Die Beteiligten streiten über die Frage, ob die Beklagte dem Kläger eine wasserfeste Prothese in Form einer Badeprothese zu bewilligen hat.
Dem 1941 geborenen Kläger, dessen linker Unterschenkel amputiert ist, wurde im April 2003 von dem Orthopäden Dr. M eine Unterschenkelschwimmprothese verordnet, deren Kosten sich ausweislich des Kostenvoranschlages des Sanitätshauses X vom 16. 04.2004 auf 2.215,82 Euro belaufen.
Mit Bescheid vom 12.06.2003 lehnte die Beklagte die Bewilligung ab, da Badeprothesen keine Leistung der gesetzlichen Krankenversicherung darstellten. Alternativ sei die Beklagte jedoch bereit, die Kosten für sog. Xero-Sox Latexüberzüge zu übernehmen, so dass die vorhandene Unterschenkelprothese auch im Nassbereich genutzt werden könne.
Mit seinem hiergegen gerichteten Widerspruch vom 18.06.2003 machte der Kläger geltend, mit der Laufprothese sei es ihm nicht möglich, Schwimmen zu gehen, auch nicht, wenn sie mit einem Latexüberzug versehen sei. Er ginge in ein normales Schwimmbad, ins offene Meer und auch ins Thermalbad. Dies sei mit Krücken nicht möglich, da hierbei Rutschgefahr bestehe.
Ein Latexüberzug sei über längere Zeit im Wasser nicht dicht und würde die Laufprothese schließlich beschädigen.
Mit Widerspruchsbescheid vom 07.07.2003 wies die Beklagte den Widerspruch aus den Gründen des angefochtenen Bescheides zurück. Ergänzend führte sie aus, der MDK sei am 10.06.2003 gutachterlich eingeschaltet worden und sei zu dem Ergebnis gelangt, dass die Schwimmprothese im Fall des Klägers nicht erforderlich sei um eine Behinderung auszugleichen, sondern generell nur ihre Wirkung in einem bestimmten Lebensbereich habe. Mit dem Xero-Sox stünde dem Kläger ein Hilfsmittel zur Verfügung, welches eine ausreichend und zweckmäßige Sicherung der Grundbedürfnisse gewährleistet.
Hiergegen richtete sich die am 24.07.2003 erhobene Klage. Zur Begründung trug der Kläger vor, es sei ihm bereits 1992 eine Schwimmprothese gewährt worden, die nun nicht mehr tauglich sei.
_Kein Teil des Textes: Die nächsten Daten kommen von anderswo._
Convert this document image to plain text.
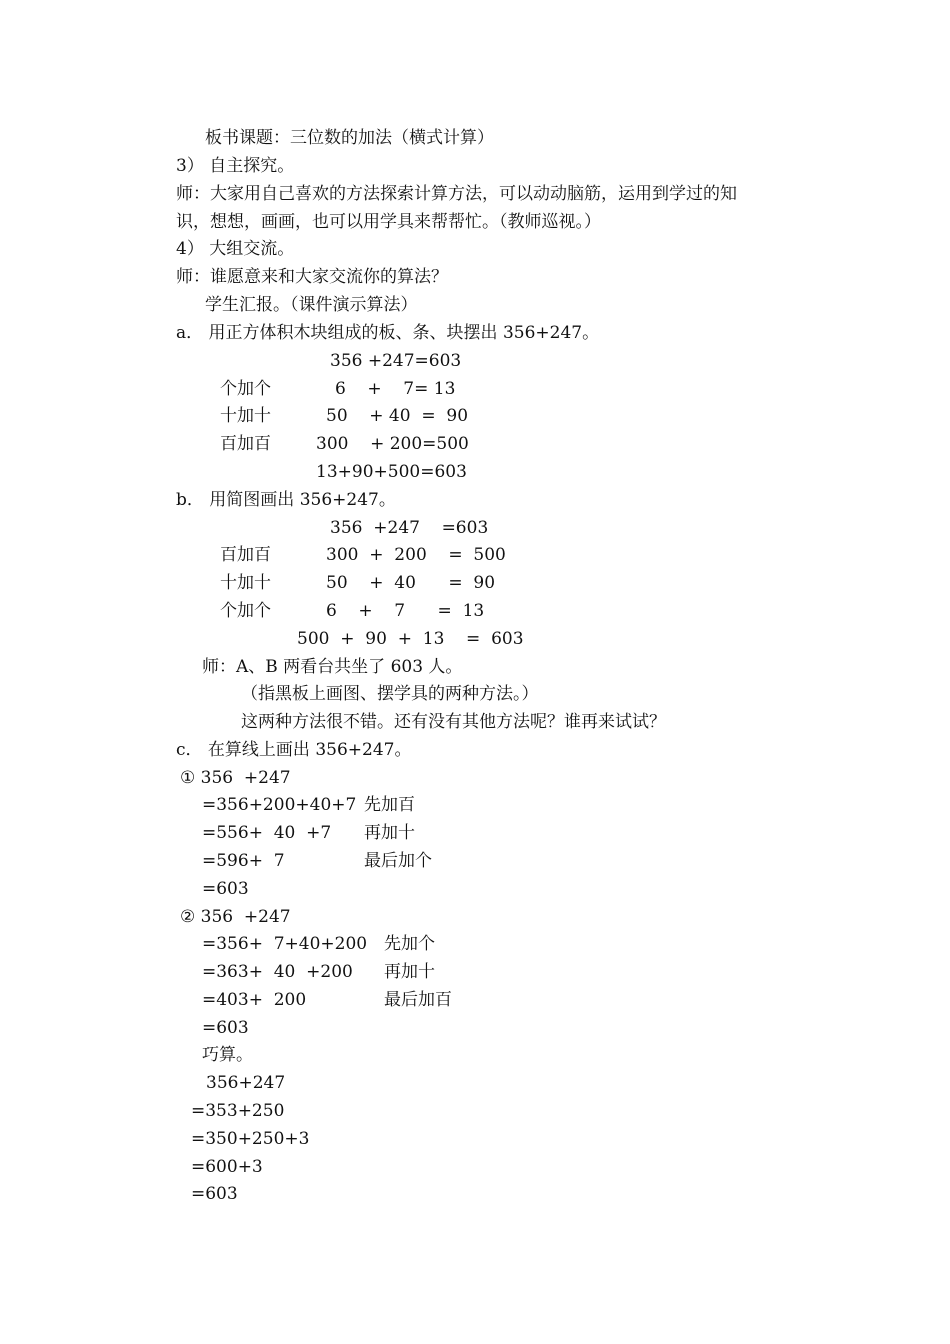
板书课题：三位数的加法（横式计算）
3） 自主探究。
师：大家用自己喜欢的方法探索计算方法，可以动动脑筋，运用到学过的知
识，想想，画画，也可以用学具来帮帮忙。（教师巡视。）
4） 大组交流。
师：谁愿意来和大家交流你的算法？
学生汇报。（课件演示算法）
a． 用正方体积木块组成的板、条、块摆出 356+247。
356 +247=603
个加个	6    +    7= 13
十加十	50    + 40  =  90
百加百	300    + 200=500
13+90+500=603
b． 用简图画出 356+247。
356  +247    =603
百加百	300  +  200    =  500
十加十	50    +  40      =  90
个加个	6    +    7      =  13
500  +  90  +  13    =  603
师：A、B 两看台共坐了 603 人。
（指黑板上画图、摆学具的两种方法。）
这两种方法很不错。还有没有其他方法呢？谁再来试试？
c． 在算线上画出 356+247。
① 356  +247
=356+200+40+7 先加百
=556+  40  +7 再加十
=596+  7	最后加个
=603
② 356  +247
=356+  7+40+200 先加个
=363+  40  +200 再加十
=403+  200	最后加百
=603
巧算。
356+247
=353+250
=350+250+3
=600+3
=603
Auch die Reparaturkosten für diese seien in den Jahren anstandslos übernommen worden.
Der Kläger hat beantragt,
die Beklagte unter Aufhebung des Bescheides vom 12.06.2003 in der Gestalt des Widerspruchsbescheides vom 07.07.2003 zu verurteilen, ihm eine Unterschenkelschwimmprothese zu gewähren.
Die Beklagte hat beantragt,
die Klage abzuweisen.
Zur Begründung hat sie sich auf die Ausführungen im angefochtenen Bescheid in der Gestalt des Widerspruchsbescheides bezogen.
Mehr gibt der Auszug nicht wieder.